Years ago, some dude took a friend and I down Carteville Road in Orem, UT to scope an “investment opportunity.” The property tantalized: middle-of-nowhere feel; two minutes from Costco. The kicker was the backyard: the 15th hole of Riverside (I had just taken up golf; I am still very bad).

I apologize to whoever that guy was, because after expressing disinterest, I called the number on the “For Sale” sign and signed a stack of papers. Anyway, while the property was amazing, the house was an abandoned dump. So I made the obvious decision: remodel it all by myself. And so—this is 100% true—I bought some tools at Home Depot and remodeled…for about two hours.

Then I gave up.

I hired a big and supposedly reputable company to finish the job, who amazingly managed to make the house uglier. So I fired them.

[Enter Paul]

Paul was the wordless guy on the back row at church. I too am a fellow ‘back rower’—but of the obnoxious order—and discovered Paul was into that kind of work (you know, building stuff).

So I hired him.

We slowed things down and got creative.
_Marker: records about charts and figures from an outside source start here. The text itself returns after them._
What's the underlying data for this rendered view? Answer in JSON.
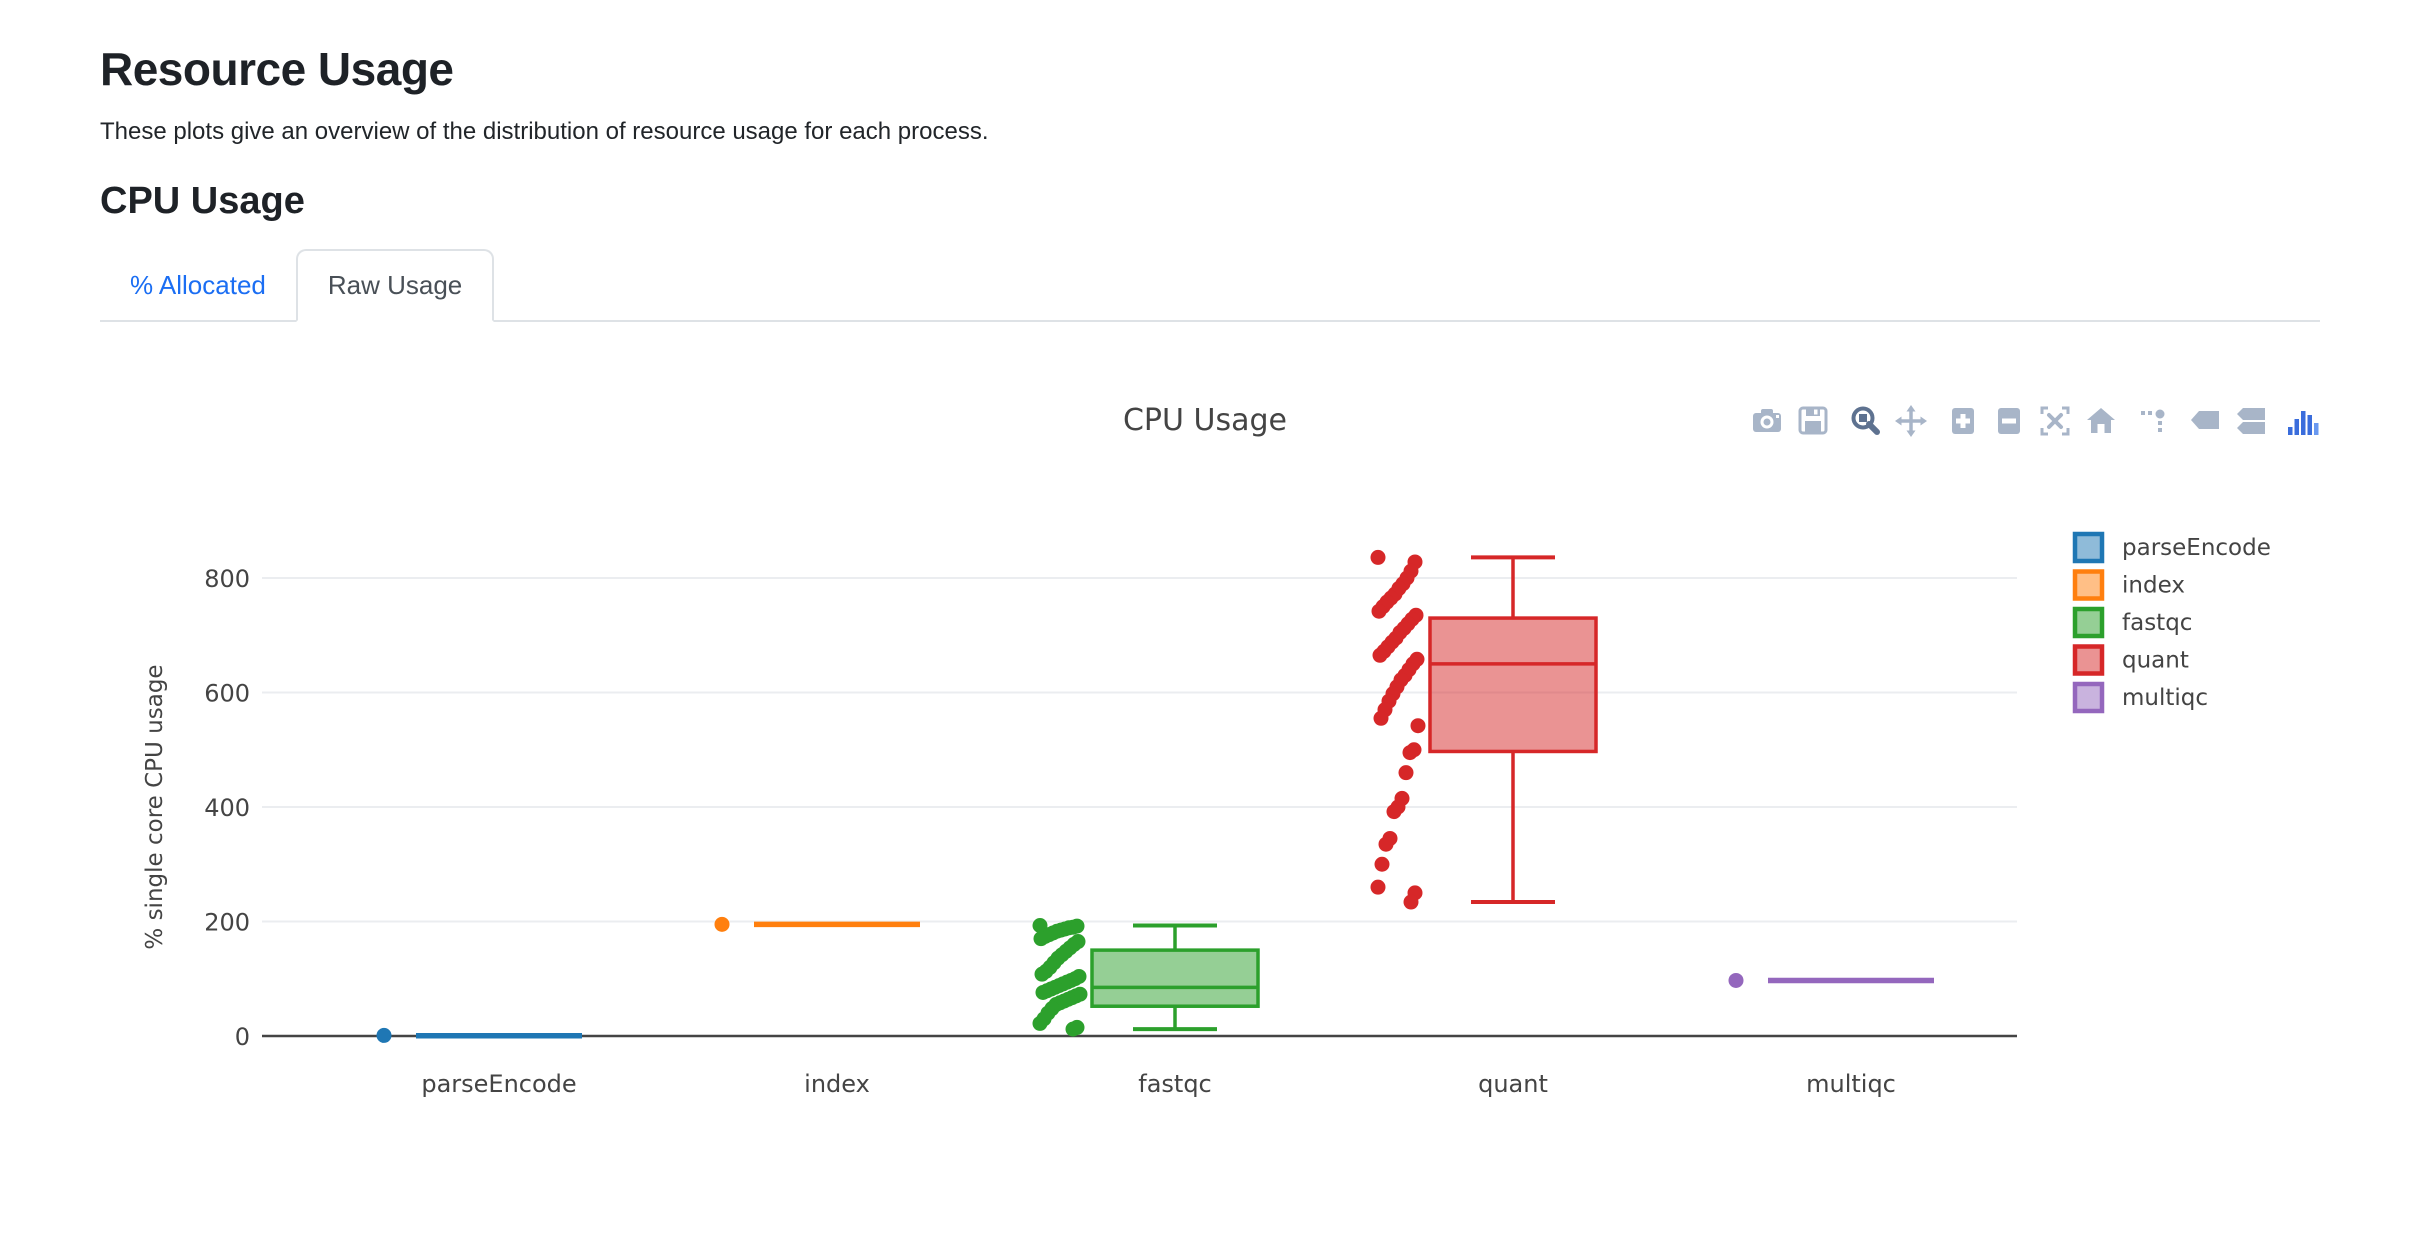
{
  "page": {
    "title": "Resource Usage",
    "subtitle": "These plots give an overview of the distribution of resource usage for each process.",
    "section_heading": "CPU Usage",
    "tabs": [
      {
        "label": "% Allocated",
        "active": false
      },
      {
        "label": "Raw Usage",
        "active": true
      }
    ]
  },
  "toolbar": {
    "groups": [
      [
        "camera-icon",
        "save-icon"
      ],
      [
        "zoom-icon",
        "pan-icon"
      ],
      [
        "zoom-in-icon",
        "zoom-out-icon",
        "autoscale-icon",
        "reset-axes-icon"
      ],
      [
        "spikelines-icon"
      ],
      [
        "hover-closest-icon",
        "hover-compare-icon"
      ],
      [
        "plotly-logo-icon"
      ]
    ],
    "active_icon": "zoom-icon"
  },
  "colors": {
    "link_blue": "#1b6ef3",
    "tab_border": "#dee2e6",
    "tab_active_text": "#495057",
    "icon_gray": "#a8b5c8",
    "icon_active": "#5e7290",
    "logo_blue": "#3a6ddc",
    "logo_blue_light": "#6a99f0",
    "axis_text": "#444444",
    "grid": "#ebedf0",
    "zeroline": "#444444"
  },
  "chart_data": {
    "type": "box",
    "title": "CPU Usage",
    "ylabel": "% single core CPU usage",
    "yticks": [
      0,
      200,
      400,
      600,
      800
    ],
    "ylim": [
      0,
      870
    ],
    "grid": true,
    "legend_position": "right",
    "categories": [
      "parseEncode",
      "index",
      "fastqc",
      "quant",
      "multiqc"
    ],
    "series": [
      {
        "name": "parseEncode",
        "color": "#1f77b4",
        "stats": {
          "min": 0,
          "q1": 0,
          "median": 0.5,
          "q3": 1,
          "max": 1
        },
        "points": [
          1
        ]
      },
      {
        "name": "index",
        "color": "#ff7f0e",
        "stats": {
          "min": 195,
          "q1": 195,
          "median": 195,
          "q3": 195,
          "max": 195
        },
        "points": [
          195
        ]
      },
      {
        "name": "fastqc",
        "color": "#2ca02c",
        "stats": {
          "min": 12,
          "q1": 52,
          "median": 85,
          "q3": 150,
          "max": 193
        },
        "points": [
          193,
          192,
          190,
          189,
          187,
          185,
          183,
          180,
          177,
          174,
          170,
          165,
          160,
          154,
          148,
          142,
          136,
          128,
          120,
          113,
          108,
          104,
          100,
          97,
          94,
          91,
          88,
          85,
          82,
          79,
          76,
          73,
          70,
          67,
          64,
          61,
          58,
          55,
          48,
          40,
          30,
          22,
          15,
          12
        ]
      },
      {
        "name": "quant",
        "color": "#d62728",
        "stats": {
          "min": 234,
          "q1": 497,
          "median": 650,
          "q3": 730,
          "max": 836
        },
        "points": [
          836,
          828,
          812,
          800,
          790,
          782,
          772,
          765,
          758,
          750,
          742,
          735,
          728,
          720,
          712,
          705,
          695,
          688,
          680,
          672,
          665,
          658,
          650,
          640,
          630,
          622,
          610,
          598,
          585,
          570,
          555,
          542,
          500,
          495,
          460,
          415,
          400,
          392,
          345,
          335,
          300,
          260,
          250,
          234
        ]
      },
      {
        "name": "multiqc",
        "color": "#9467bd",
        "stats": {
          "min": 97,
          "q1": 97,
          "median": 97,
          "q3": 97,
          "max": 97
        },
        "points": [
          97
        ]
      }
    ]
  }
}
Paul scrapped everything vinyl and began making new windows out of wood. I caught a glimpse of what turned into our front door while watching Kung Fu Panda with the kids.

Then Paul surprised me. First off, his brain thought of it. If that wasn’t insane enough, he was able to make it with metal and wood and materials I don’t even understand (really). That eccentrically amazing courtyard chandelier sealed the deal.

We incorporated. "Architectural Galleries."

Late last night—two years later—we mounted the massive entry gates—our most ambitions project yet. Our business model is to frighten and stir the public to either burn down the house or buy something. I hope it’s the latter.